One other great thing about this animation is all the wonderful visuals with ice vistas everywhere, with snow looking beautiful and real. Apparently, just to construct one shot where Elsa builds her palace, around fifty Disney computer workers toiled tirelessly for more than thirty hours on the new technology. The main characters are also very well constructed visually with memorable features and attention to detail. However, in my view, the people in the animation that uses digital technology still look too robotic and lack fluidity in their movements. Such robotic movements can perhaps work splendidly for toys, such as in the Toy Story trilogy (1995-2010), or even for animals, such as in Finding Dory (2016), but, applied to real people, they are simply not that good, and the digital technology simply renders human characters a bit too artificial and awkward.
Parallels with Andersen’s “Snow Queen” and “Beauty and the Beast” (1991)

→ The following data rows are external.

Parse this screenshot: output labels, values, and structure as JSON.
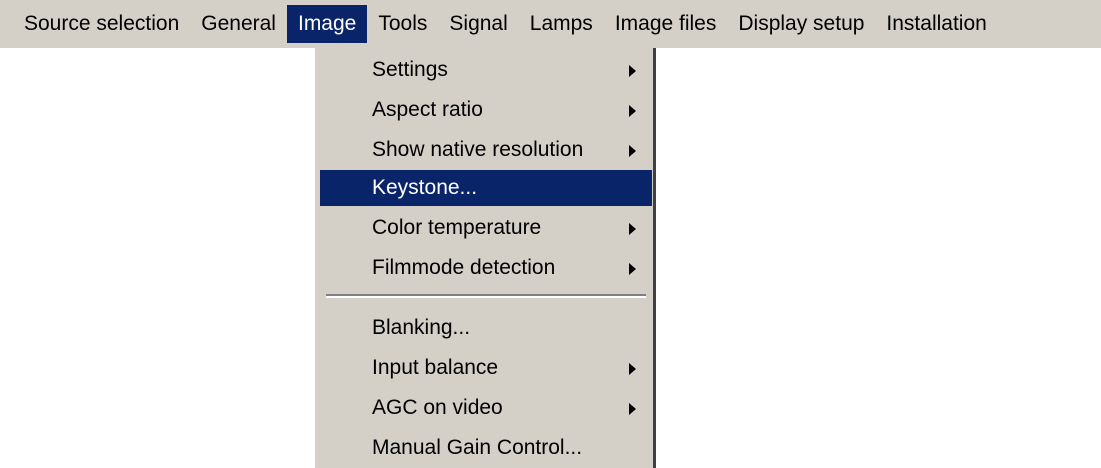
{
  "menubar": {
    "items": [
      {
        "label": "Source selection"
      },
      {
        "label": "General"
      },
      {
        "label": "Image"
      },
      {
        "label": "Tools"
      },
      {
        "label": "Signal"
      },
      {
        "label": "Lamps"
      },
      {
        "label": "Image files"
      },
      {
        "label": "Display setup"
      },
      {
        "label": "Installation"
      }
    ],
    "active": "Image"
  },
  "image_menu": {
    "items": [
      {
        "label": "Settings",
        "submenu_icon": "triangle-right-icon"
      },
      {
        "label": "Aspect ratio",
        "submenu_icon": "triangle-right-icon"
      },
      {
        "label": "Show native resolution",
        "submenu_icon": "triangle-right-icon"
      },
      {
        "label": "Keystone..."
      },
      {
        "label": "Color temperature",
        "submenu_icon": "triangle-right-icon"
      },
      {
        "label": "Filmmode detection",
        "submenu_icon": "triangle-right-icon"
      },
      {
        "label": "Blanking..."
      },
      {
        "label": "Input balance",
        "submenu_icon": "triangle-right-icon"
      },
      {
        "label": "AGC on video",
        "submenu_icon": "triangle-right-icon"
      },
      {
        "label": "Manual Gain Control..."
      }
    ],
    "highlighted": "Keystone..."
  },
  "colors": {
    "menu_background": "#d4d0c8",
    "highlight": "#0a246a",
    "highlight_text": "#ffffff"
  }
}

There are many parallels between Frozen and Andersen’s fairy-tale The Snow Queen. The character Anna was actually modelled on the girl Gerda of Andersen’s story. Gerda is a loving person and a true friend in the story who has a tender relationship with the boy Kai, her neighbour and friend. Whoever read The Snow Queen will immediately see that Elsa in Disney’s Frozen plays the role of Kai. Like Kai, who has become indifferent and withdraws from Gerda in the story when the splinters of the evil mirror get to his heart, Elsa also withdraws from Anna after she accidentally injures her. The same concept of some magic getting into the head or the heart of characters, changing them, is present in both Frozen and The Snow Queen.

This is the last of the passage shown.